Olaeris is continuing to secure industry-defining intellectual property that will define drone designs and capabilities in the future, and may block some of its competitors.
In fact, some companies may already be encroaching on Olaeris patents that include capabilities like autonomous alignment and landing on a vehicle; autonomous recharging and refueling; and a thermal battery override that guards against fires and explosions. But of particular interest is U.S. Patent 9,801,201 for a new cellular control link that promises to transform the way all drones are flown and controlled.
The small device provides a multi-redundant control link for drones to fly their maximum range while helping them avoid each other, much like an automated air traffic control system. These are critical capabilities that commercial drones need to fly longer and safer missions, as well as to satisfy FAA safety concerns. The technology allows nationwide control of an aircraft, redundant control-link backups, collision avoidance, and massive data throughput between the aircraft and the ground control station.
Drones today use Wi-Fi links for command and control that limit range to only a few thousand feet and provide no safety backup if the connection is lost. To extend that range, many drones are pre-programmed with a flight path to navigate blindly beyond pilot control. But if a failure occurs, the pilot has no way of knowing and cannot recover the aircraft.
In 2016, companies like AT&T, Qualcomm and Verizon successfully tested single LTE drone connections to extend operating range and address these problems. However, a single connection still lacks redundant failsafes and delivers insufficient bandwidth for most commercial drone operations.

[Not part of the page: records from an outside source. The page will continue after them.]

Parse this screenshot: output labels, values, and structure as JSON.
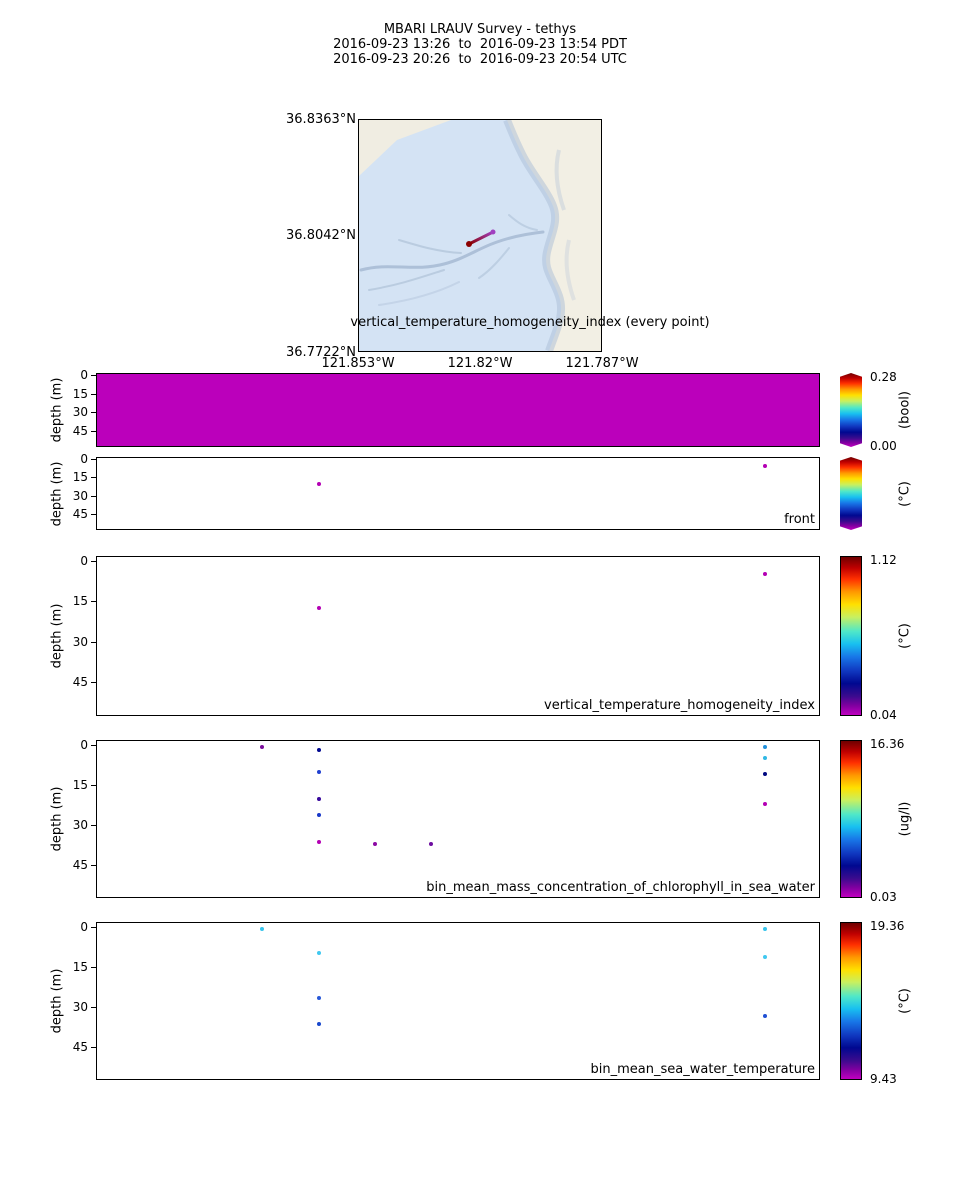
{
  "header": {
    "line1": "MBARI LRAUV Survey - tethys",
    "line2": "2016-09-23 13:26  to  2016-09-23 13:54 PDT",
    "line3": "2016-09-23 20:26  to  2016-09-23 20:54 UTC"
  },
  "map": {
    "lat_labels": [
      "36.8363°N",
      "36.8042°N",
      "36.7722°N"
    ],
    "lon_labels": [
      "121.853°W",
      "121.82°W",
      "121.787°W"
    ],
    "track": {
      "start_color": "#8b0000",
      "end_color": "#a040c0"
    }
  },
  "chart_data": {
    "type": "scatter",
    "title": "MBARI LRAUV Survey - tethys",
    "ylabel": "depth (m)",
    "panels": [
      {
        "name": "vertical_temperature_homogeneity_index (every point)",
        "ylabel": "depth (m)",
        "ylim": [
          0,
          55
        ],
        "yticks": [
          0,
          15,
          30,
          45
        ],
        "fill": "#bb00bb",
        "points": [],
        "colorbar": {
          "max": "0.28",
          "min": "0.00",
          "unit": "(bool)"
        }
      },
      {
        "name": "front",
        "ylabel": "depth (m)",
        "ylim": [
          0,
          55
        ],
        "yticks": [
          0,
          15,
          30,
          45
        ],
        "points": [
          {
            "x": 0.308,
            "depth": 20,
            "color": "#b400b4"
          },
          {
            "x": 0.925,
            "depth": 5,
            "color": "#b400b4"
          }
        ],
        "colorbar": {
          "max": "",
          "min": "",
          "unit": "(°C)"
        }
      },
      {
        "name": "vertical_temperature_homogeneity_index",
        "ylabel": "depth (m)",
        "ylim": [
          0,
          55
        ],
        "yticks": [
          0,
          15,
          30,
          45
        ],
        "points": [
          {
            "x": 0.308,
            "depth": 17,
            "color": "#b400b4"
          },
          {
            "x": 0.925,
            "depth": 4.5,
            "color": "#b400b4"
          }
        ],
        "colorbar": {
          "max": "1.12",
          "min": "0.04",
          "unit": "(°C)"
        }
      },
      {
        "name": "bin_mean_mass_concentration_of_chlorophyll_in_sea_water",
        "ylabel": "depth (m)",
        "ylim": [
          0,
          55
        ],
        "yticks": [
          0,
          15,
          30,
          45
        ],
        "points": [
          {
            "x": 0.229,
            "depth": 0.5,
            "color": "#7a0e9c"
          },
          {
            "x": 0.308,
            "depth": 1.5,
            "color": "#000890"
          },
          {
            "x": 0.308,
            "depth": 10,
            "color": "#2040d0"
          },
          {
            "x": 0.308,
            "depth": 20,
            "color": "#38089c"
          },
          {
            "x": 0.308,
            "depth": 26,
            "color": "#1838c8"
          },
          {
            "x": 0.308,
            "depth": 36,
            "color": "#b400b4"
          },
          {
            "x": 0.385,
            "depth": 37,
            "color": "#8c0aa4"
          },
          {
            "x": 0.463,
            "depth": 37,
            "color": "#6e0da0"
          },
          {
            "x": 0.925,
            "depth": 0.5,
            "color": "#2090dc"
          },
          {
            "x": 0.925,
            "depth": 4.5,
            "color": "#30b8e4"
          },
          {
            "x": 0.925,
            "depth": 10.5,
            "color": "#000880"
          },
          {
            "x": 0.925,
            "depth": 22,
            "color": "#b400b4"
          }
        ],
        "colorbar": {
          "max": "16.36",
          "min": "0.03",
          "unit": "(ug/l)"
        }
      },
      {
        "name": "bin_mean_sea_water_temperature",
        "ylabel": "depth (m)",
        "ylim": [
          0,
          55
        ],
        "yticks": [
          0,
          15,
          30,
          45
        ],
        "points": [
          {
            "x": 0.229,
            "depth": 0.5,
            "color": "#38c4ec"
          },
          {
            "x": 0.308,
            "depth": 9.5,
            "color": "#40c8f0"
          },
          {
            "x": 0.308,
            "depth": 26.5,
            "color": "#2858d8"
          },
          {
            "x": 0.308,
            "depth": 36,
            "color": "#1848cc"
          },
          {
            "x": 0.925,
            "depth": 0.5,
            "color": "#38c4ec"
          },
          {
            "x": 0.925,
            "depth": 11,
            "color": "#40c8f0"
          },
          {
            "x": 0.925,
            "depth": 33,
            "color": "#2050d4"
          }
        ],
        "colorbar": {
          "max": "19.36",
          "min": "9.43",
          "unit": "(°C)"
        }
      }
    ]
  }
}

About the size of a credit card, the Olaeris device is based on patented technology that bundles up to a dozen 3G/4G/5G SIMMs on a tiny board. All video, audio, sensor and aircraft control data is scramble-encyrpted and then prioritized to ensure safe command and control of the aircraft using all available links. This means a remote pilot in New York City can fly an unmanned aircraft in Los Angeles while relying on multiple onboard cameras that provide a true pilot’s view around the drone in real time.
It also means sensor data can be transmitted in real-time rather than collecting massive amounts of data that must be processed later. Even if a connection is dropped, there are many more backup links that take up the slack and maintain flight safety.
“Companies like Amazon, Google and UPS want to deliver packages by drone, but they are severely range restricted. Energy companies want to remotely inspect power lines and pipelines without collecting massive data that must be processed later. Emergency responders want a first response drone that arrives before them, not after them. Broadcasters want to stream news and sports directly from the air. This technology frees drones to fly beyond borders, not just beyond-line-of-sight”, said Michael Dodd, Olaeris founding vice president of patents and intellectual property.
Olaeris has nearly 20 patents issued or pending that impact the future of unmanned aircraft operations and extend into other industries including electric vehicles, general aviation, radar control, battery manufacturing and camera sensors. Selected as a ‘Top Tech Innovator’ for the 12th Annual New England Venture Summit, the company will reveal more of its IP and business strategy to over 100 venture capital firms in Boston on Dec. 6, 2017. Licensing agreements and strategic partnerships are being explored now.